Tindaklanjuti Kasus Cuci Uang lewat Stanchart

22 Maret 2018

JAKARTA - Pemerintah, dalam hal ini Direktorat Jenderal Pajak (DJP) Kementerian Keuangan, mesti menjelaskan ke pubik mengenai sikap negara terkait aksi pencucian uang di Standard Chartered Bank (Stanchart) sebesar 1,4 miliar dollar AS (sekitar 19 triliun rupiah) yang melibatkan nasabah warga negara Indonesia pada akhir 2015.


Apalagi, DJP sebelumnya mengaku telah mengetahui identitas 81 WNI nasabah Stanchart dan menyatakan akan menyelesaikan pemeriksaan data nasabah tersebut akhir Oktober 2017.

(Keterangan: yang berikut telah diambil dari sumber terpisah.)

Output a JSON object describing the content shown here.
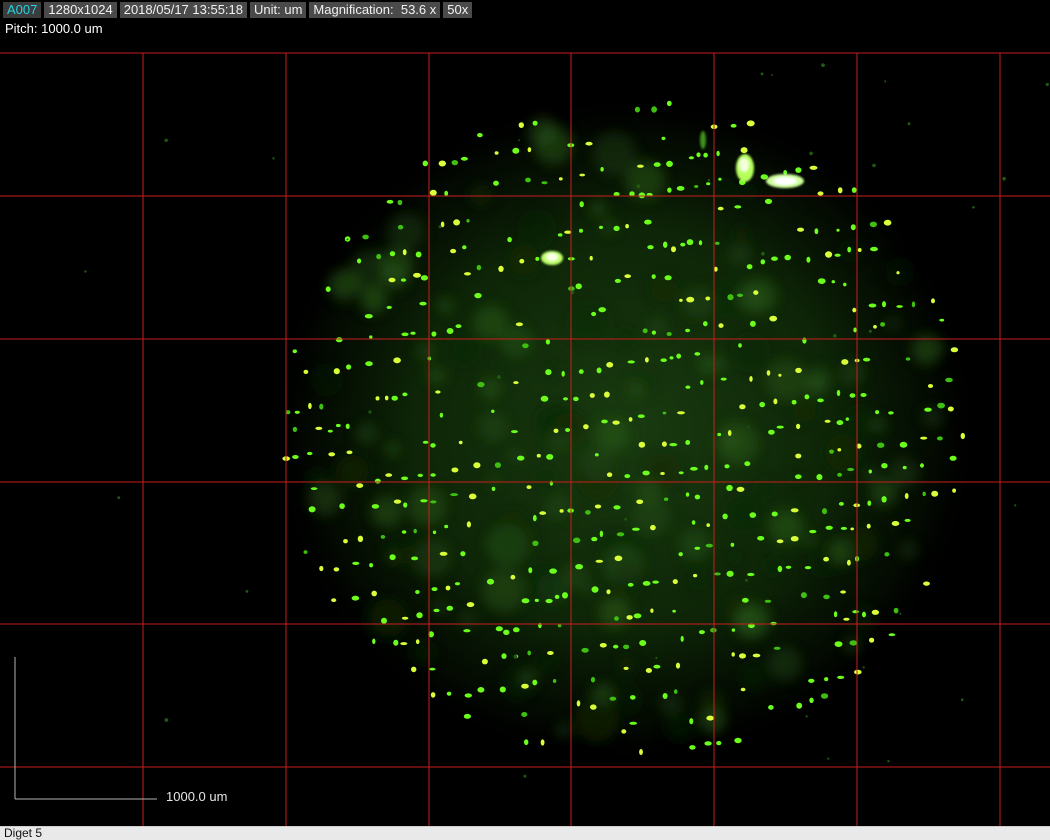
{
  "header": {
    "tags": [
      {
        "name": "image-id-tag",
        "text": "A007",
        "accent": true
      },
      {
        "name": "resolution-tag",
        "text": "1280x1024",
        "accent": false
      },
      {
        "name": "timestamp-tag",
        "text": "2018/05/17 13:55:18",
        "accent": false
      },
      {
        "name": "unit-tag",
        "text": "Unit: um",
        "accent": false
      },
      {
        "name": "magnification-tag",
        "text": "Magnification:  53.6 x",
        "accent": false
      },
      {
        "name": "objective-tag",
        "text": "50x",
        "accent": false
      }
    ],
    "pitch": "Pitch: 1000.0 um"
  },
  "scale_bar": {
    "label": "1000.0 um"
  },
  "status_bar": {
    "text": "Diget 5"
  },
  "colors": {
    "grid_line": "#c81e1e",
    "spot_green": "#6cff1e",
    "spot_yellow": "#d8ff3a",
    "tag_background": "#4a4a4a",
    "tag_accent_text": "#22d3e0",
    "status_background": "#e9e9e9"
  }
}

Peneliti Perkumpulan Prakarsa, Irvan Tengku Harja, mengingatkan sebenarnya sudah sejak tahun lalu, publik meminta kejelasan tentang kasus transfer jumbo yang mencurigakan itu.

Akan tetapi, ketika Otoritas Moneter Singapura (MAS) sudah menyatakan ada pelanggaran aturan pencucian uang pada pengalihan dana di Stanchart tersebut, pemerintah belum juga menindaklanjuti.


“Apabila kasus Stanchart ini tidak diungkap dan pemerintah terkesan mendiamkan, kita jadi pesimistis dengan penegakan hukum dan perbaikan sektor keuangan kita, baik pajak maupun fiskal kita yang lain,” kata Tengku, ketika dihubungi, Rabu (21/3).


Semestinya, lanjut dia, ketika MAS mengungkapkan adanya aksi pencucian uang yang melibatkan WNI nasabah Stanchart itu, pemerintah mesti segera bertindak sesuai dengan ketentuan hukum yang berlaku.

Sebab, kasus pencucian uang biasanya terkait dengan tindak pidana lain, seperti korupsi, perdagangan narkotika, maupun tindakan melawan hukum lain.


“Keputusan MAS merupakan bukti yang valid adanya pelanggaran hukum yang mesti ditindaklanjuti di Indonesia,” tukas Tengku.


Seperti dikabarkan, Bank Sentral Singapura menjatuhkan denda masing-masing sebesar 5,2 juta dollar Singapura atau 2,83 juta poundsterling, kepada Standard Chartered Bank Singapura (SCBS), dan 1,2 juta dollar Singapura kepada Standard Chartered Trust Singapura (SCTS).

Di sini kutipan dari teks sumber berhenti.